L’obèse, martyr contemporain
février 2010
Pour qui s’intéresse aux questions de santé, il y a souvent de bonnes surprises dans les livraisons de la revue Esprit, qui ne s’y consacre pourtant pas particulièrement, se voulant « généraliste ». Ainsi, le numéro de février 2010 propose un avant-goût du livre de Georges Vigarello, consacré à l’obésité. Alors que dresser un tableau des nombreuses causes de l’épidémie semble relever d’un « savoir opaque, hétérogène », intriquant facteurs génétiques et environnementaux, le philosophe insiste ici sur la distinction à établir entre « les stratégies de minceur », qui relèvent d’une image idéale du corps privilégiant la maigreur des mannequins, et les « stratégies de lutte contre l’obésité », qui peuvent d’ailleurs succéder aux premières. Elles ont en commun de montrer que le corps est devenu le support identitaire de l’individu contemporain (« Je suis mon apparence »), ce qui le conduit à une « exploration totalement inédite, où le sujet prétend se découvrir lui-même dans ce qu’il éprouve physiquement et ce qu’il ressent ».
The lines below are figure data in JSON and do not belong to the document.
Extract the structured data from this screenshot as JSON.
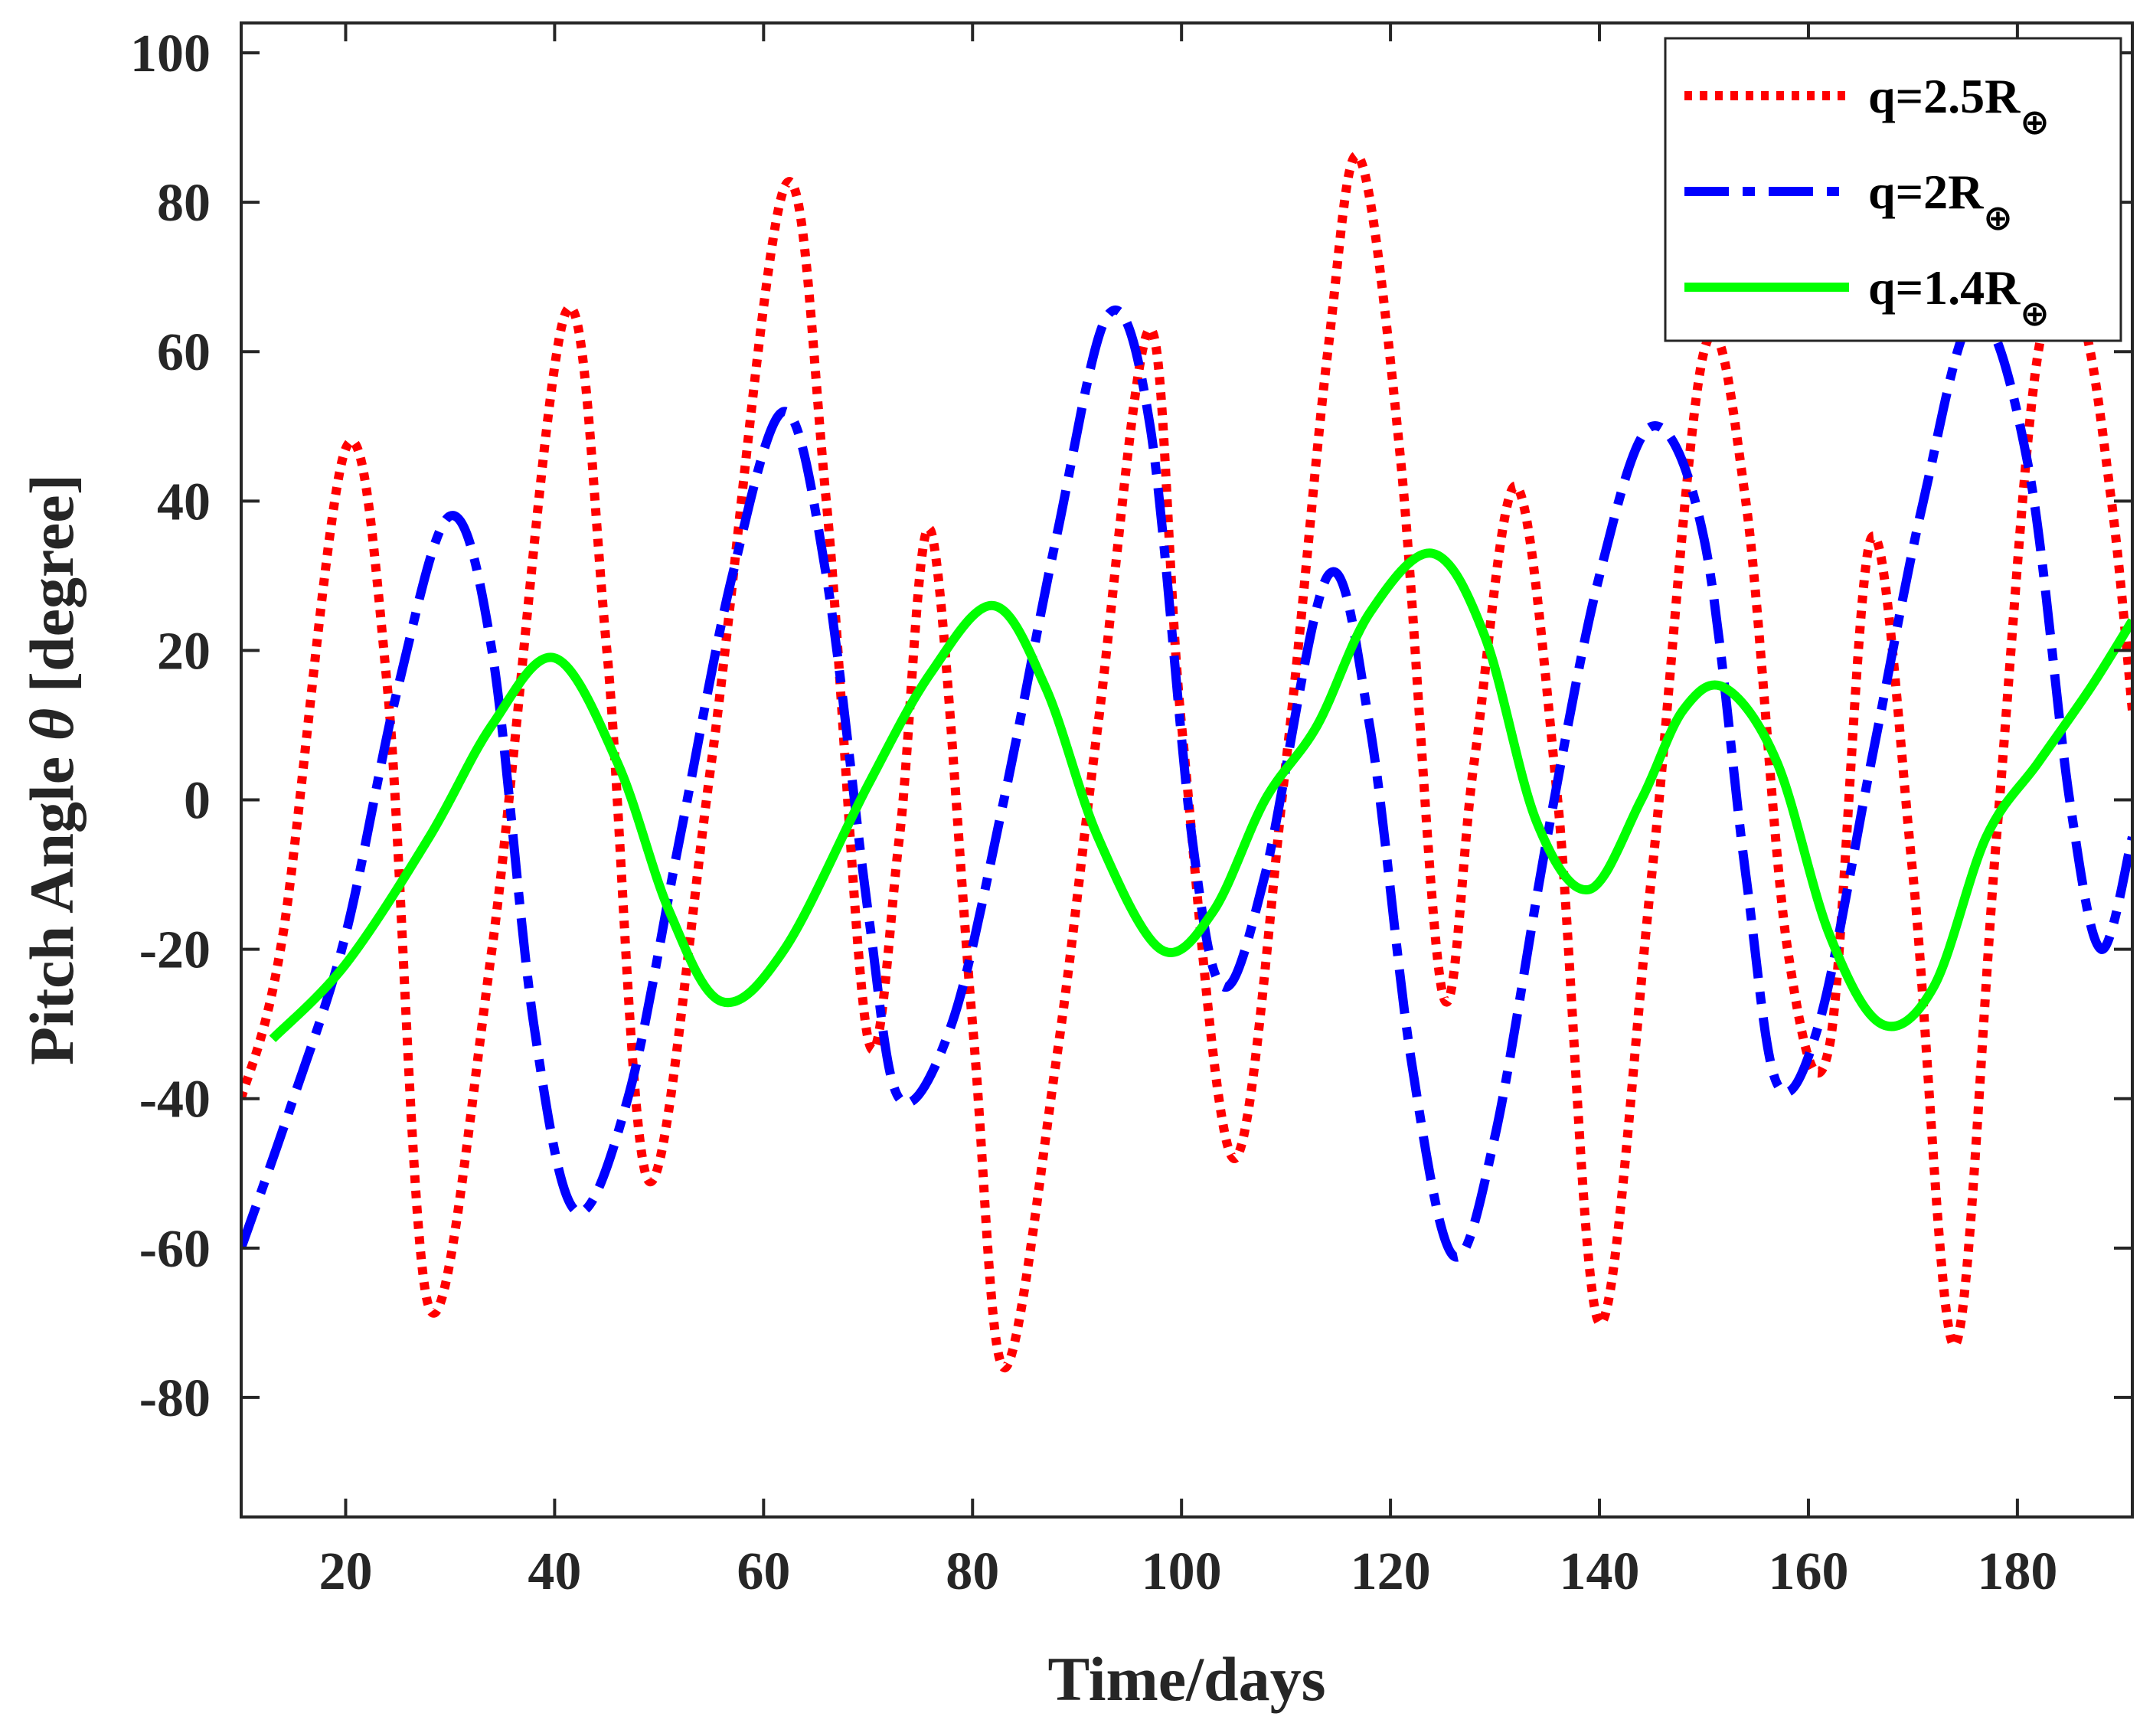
{
  "chart_data": {
    "type": "line",
    "title": "",
    "xlabel": "Time/days",
    "ylabel_prefix": "Pitch Angle ",
    "ylabel_symbol": "θ",
    "ylabel_suffix": " [degree]",
    "xlim": [
      10,
      191
    ],
    "ylim": [
      -96,
      104
    ],
    "xticks": [
      20,
      40,
      60,
      80,
      100,
      120,
      140,
      160,
      180
    ],
    "yticks": [
      -80,
      -60,
      -40,
      -20,
      0,
      20,
      40,
      60,
      80,
      100
    ],
    "grid": false,
    "legend_position": "top-right",
    "series": [
      {
        "name": "q=2.5R",
        "subscript": "⊕",
        "color": "#ff0000",
        "style": "dotted",
        "x": [
          10,
          14,
          20,
          24,
          28,
          34,
          41,
          45,
          49,
          55,
          62,
          66,
          70,
          73,
          76,
          80,
          83,
          88,
          92,
          97,
          100,
          105,
          110,
          114,
          117,
          121,
          125,
          128,
          132,
          136,
          140,
          145,
          150,
          154,
          158,
          162,
          166,
          170,
          174,
          178,
          182,
          186,
          189,
          191
        ],
        "y": [
          -40,
          -18,
          47,
          15,
          -68,
          -20,
          65,
          20,
          -51,
          5,
          82,
          40,
          -32,
          -5,
          36,
          -30,
          -76,
          -35,
          10,
          63,
          10,
          -48,
          5,
          60,
          86,
          45,
          -26,
          5,
          42,
          0,
          -70,
          -10,
          60,
          40,
          -20,
          -33,
          35,
          -10,
          -73,
          -5,
          60,
          65,
          40,
          12
        ]
      },
      {
        "name": "q=2R",
        "subscript": "⊕",
        "color": "#0000ff",
        "style": "dashdot",
        "x": [
          10,
          15,
          20,
          25,
          30,
          34,
          38,
          42,
          47,
          52,
          57,
          62,
          66,
          70,
          73,
          78,
          83,
          88,
          93,
          97,
          101,
          104,
          108,
          114,
          118,
          122,
          126,
          130,
          135,
          140,
          145,
          150,
          154,
          157,
          161,
          166,
          171,
          176,
          181,
          185,
          188,
          191
        ],
        "y": [
          -60,
          -40,
          -18,
          15,
          38,
          20,
          -30,
          -55,
          -40,
          -5,
          30,
          52,
          30,
          -15,
          -40,
          -30,
          0,
          35,
          65,
          50,
          -5,
          -25,
          -10,
          30,
          10,
          -35,
          -61,
          -45,
          -5,
          30,
          50,
          35,
          -10,
          -38,
          -30,
          5,
          40,
          65,
          45,
          0,
          -20,
          -5
        ]
      },
      {
        "name": "q=1.4R",
        "subscript": "⊕",
        "color": "#00ff00",
        "style": "solid",
        "x": [
          13,
          20,
          28,
          34,
          40,
          46,
          51,
          56,
          62,
          70,
          76,
          82,
          87,
          92,
          98,
          103,
          108,
          113,
          118,
          124,
          129,
          134,
          139,
          144,
          148,
          152,
          157,
          162,
          167,
          172,
          177,
          182,
          187,
          191
        ],
        "y": [
          -32,
          -22,
          -5,
          10,
          19,
          5,
          -15,
          -27,
          -20,
          2,
          17,
          26,
          15,
          -5,
          -20,
          -15,
          0,
          10,
          25,
          33,
          22,
          -3,
          -12,
          0,
          12,
          15,
          5,
          -18,
          -30,
          -25,
          -5,
          5,
          15,
          24
        ]
      }
    ]
  }
}
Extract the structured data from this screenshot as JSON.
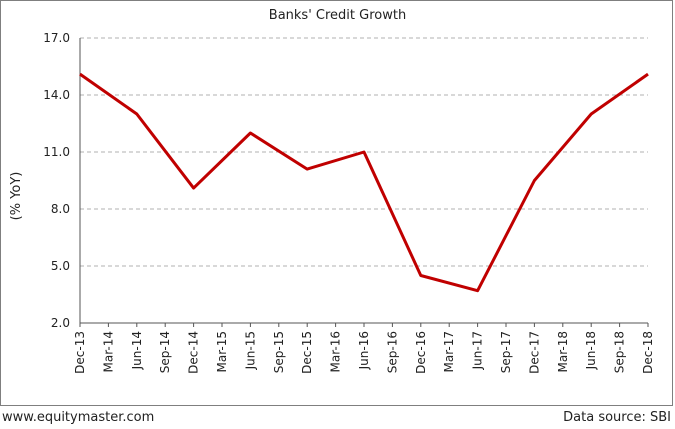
{
  "footer": {
    "site": "www.equitymaster.com",
    "source": "Data source: SBI"
  },
  "chart_data": {
    "type": "line",
    "title": "Banks' Credit Growth",
    "xlabel": "",
    "ylabel": "(% YoY)",
    "ylim": [
      2.0,
      17.0
    ],
    "yticks": [
      "2.0",
      "5.0",
      "8.0",
      "11.0",
      "14.0",
      "17.0"
    ],
    "grid": "horizontal dashed",
    "color": "#c00000",
    "categories": [
      "Dec-13",
      "Mar-14",
      "Jun-14",
      "Sep-14",
      "Dec-14",
      "Mar-15",
      "Jun-15",
      "Sep-15",
      "Dec-15",
      "Mar-16",
      "Jun-16",
      "Sep-16",
      "Dec-16",
      "Mar-17",
      "Jun-17",
      "Sep-17",
      "Dec-17",
      "Mar-18",
      "Jun-18",
      "Sep-18",
      "Dec-18"
    ],
    "values": [
      15.1,
      null,
      13.0,
      null,
      9.1,
      null,
      12.0,
      null,
      10.1,
      null,
      11.0,
      null,
      4.5,
      null,
      3.7,
      null,
      9.5,
      null,
      13.0,
      null,
      15.1
    ]
  }
}
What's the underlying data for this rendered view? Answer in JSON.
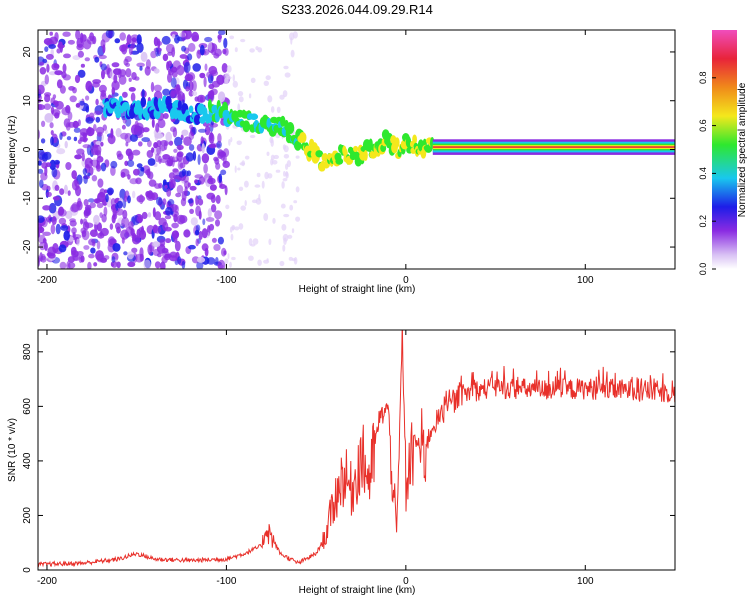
{
  "title": "S233.2026.044.09.29.R14",
  "colors": {
    "axis": "#000000",
    "snr_line": "#e8302a",
    "colormap": [
      "#ffffff",
      "#c9a8ee",
      "#8a2be2",
      "#1d1de8",
      "#19c8ee",
      "#2ee82e",
      "#f4e81c",
      "#f08a1a",
      "#e8243a",
      "#f04dbd"
    ]
  },
  "chart_data": [
    {
      "type": "heatmap",
      "xlabel": "Height of straight line (km)",
      "ylabel": "Frequency (Hz)",
      "xlim": [
        -205,
        150
      ],
      "ylim": [
        -24.5,
        24.5
      ],
      "xticks": [
        -200,
        -100,
        0,
        100
      ],
      "yticks": [
        -20,
        -10,
        0,
        10,
        20
      ],
      "colorbar": {
        "label": "Normalized spectral amplitude",
        "range": [
          0,
          1
        ],
        "ticks": [
          "0.0",
          "0.2",
          "0.4",
          "0.6",
          "0.8"
        ]
      },
      "ridge": {
        "x": [
          -165,
          -150,
          -135,
          -120,
          -105,
          -90,
          -80,
          -70,
          -60,
          -50,
          -45,
          -40,
          -35,
          -30,
          -25,
          -20,
          -15,
          -10,
          -5,
          0,
          5,
          10,
          15,
          150
        ],
        "freq": [
          9,
          8,
          9,
          7,
          8,
          6,
          5,
          5,
          2,
          -1,
          -3,
          -2,
          -1,
          -1,
          -1,
          0,
          1,
          2,
          0,
          1,
          1,
          0.5,
          0.5,
          0.5
        ]
      }
    },
    {
      "type": "line",
      "xlabel": "Height of straight line (km)",
      "ylabel": "SNR (10 * v/v)",
      "xlim": [
        -205,
        150
      ],
      "ylim": [
        0,
        880
      ],
      "xticks": [
        -200,
        -100,
        0,
        100
      ],
      "yticks": [
        0,
        200,
        400,
        600,
        800
      ],
      "series": [
        {
          "x": [
            -205,
            -180,
            -160,
            -150,
            -140,
            -120,
            -100,
            -90,
            -80,
            -78,
            -70,
            -60,
            -50,
            -45,
            -40,
            -35,
            -30,
            -25,
            -20,
            -15,
            -10,
            -5,
            -2,
            0,
            5,
            10,
            15,
            20,
            25,
            30,
            40,
            50,
            60,
            80,
            100,
            120,
            140,
            150
          ],
          "y": [
            20,
            25,
            40,
            60,
            40,
            35,
            40,
            60,
            90,
            160,
            60,
            25,
            60,
            120,
            250,
            350,
            290,
            420,
            330,
            550,
            600,
            120,
            880,
            300,
            480,
            430,
            530,
            570,
            600,
            640,
            660,
            670,
            665,
            660,
            665,
            660,
            655,
            650
          ]
        }
      ]
    }
  ]
}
Mais son corps trahit l’obèse trois fois. Il le désigne comme objet de dépréciation de la part des autres comme de soi-même, les tentatives pour redonner du lustre au « gros » restant assez marginales. Il résiste aux tentatives d’amaigrissement, livrant la personne à l’accusation d’être incapable de se maîtriser (« le manque de volonté »). Enfin, et peut-être surtout, il dévoile une ambiguïté fondamentale du sujet : le désir et la peur de changer, être un autre en restant soi-même. Pour Vigarello, l’obèse « pousse à l’extrême un paradoxe central de l’identité contemporaine : être conduit à s’identifier de part en part à son propre corps, alors même que ce corps est autre et soi. » Il est d’ailleurs tentant d’extrapoler cette analyse aux comportements addictifs, en évoquant par exemple, la phrase célèbre de Marguerite Duras : « Je suis une alcoolique qui ne boit plus. »
Georges Vigarello. L’obésité, mal identitaire, mal sournois. Esprit, février 2010.
Les métamorphoses du gras, histoire de l’obésité. Seuil, 2010.